Que Little Dieter Needs to Fly soit réalisé et raconté par Werner Herzog le tient écarté de tout pacte autobiographique et des lois qui le régissent ; aussi le postulat adopté par le long métrage fait-il de la fiction un moyen d’accéder à la réalité, la duplication artificielle du martyre enduré par Dieter Dengler réveillant en lui des blessures profondes qui disent quelque chose de l’homme en prise avec la nature, en prise avec sa nature.
La reconstitution proposée par le cinéaste permet de sonder le traumatisme de l’aviateur qui persiste en lui malgré sa bonhomie extérieure ; le recours à la fiction, qui n’hésite pas à amplifier voire à inventer des situations, transforme le survivant en un héros à part entière, convertit une vie singulière en une trajectoire légendaire. Ce n’est pas un hasard si Herzog chapitre son film en commençant par « l’homme », point de départ nécessaire à la constitution d’une histoire légendaire marquée par un héros – qui ne peut qu’être absent de la réalité, le héros étant de nature fictive. D’où l’intérêt croissant porté à la notion de destin : il s’agit ici de révéler les signes qui guident l’individu dans une direction particulière, depuis l’attaque du village natal allemand à la déambulation finale parmi les hectares que recouvrent des avions posés au sol.
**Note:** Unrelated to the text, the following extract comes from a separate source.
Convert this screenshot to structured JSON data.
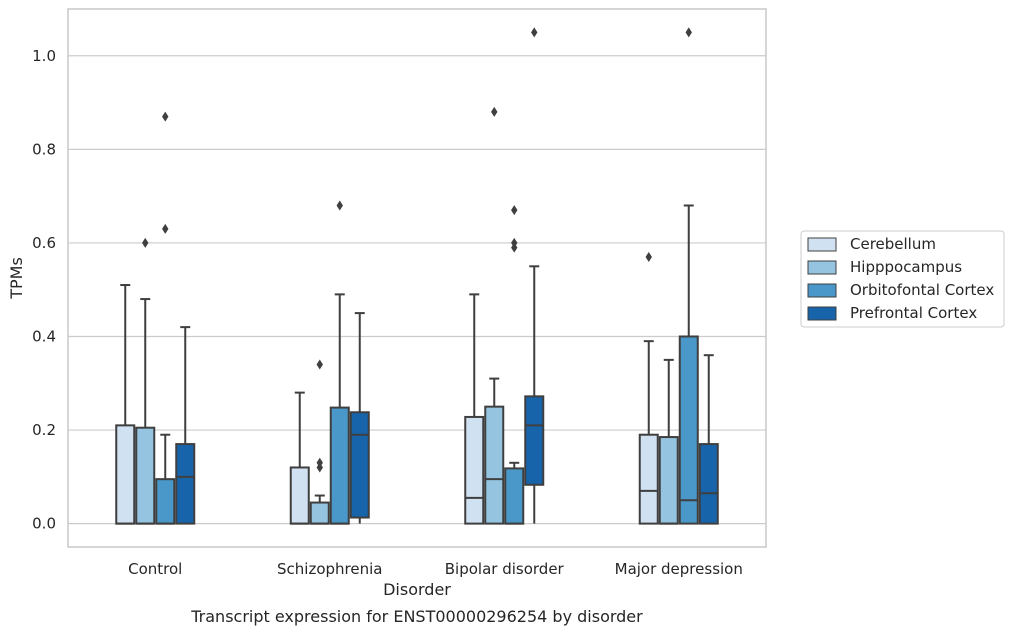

L’héroïsme de Drengler n’advient que par la conversion d’un statut de témoin à celui de personnage d’une histoire universalisable dans laquelle s’accomplit une destinée au fil des épreuves. Voler apparaît d’emblée comme un rêve auquel s’accrocher, un rêve à concrétiser et auquel se raccrocher lorsqu’une puissance extérieure essaie de couper les ailes à celui qui élisait domicile dans le ciel. Les tentatives d’évasion, souvent soldées par un échec, attestent ce désir de quitter un environnement hostile pour gagner un ailleurs, relecture proposée par Herzog à partir du simulacre qu’il met en place et qu’il commente en qualité de narrateur.
Une œuvre dense et passionnante qui investit le documentaire avec une intelligence rare.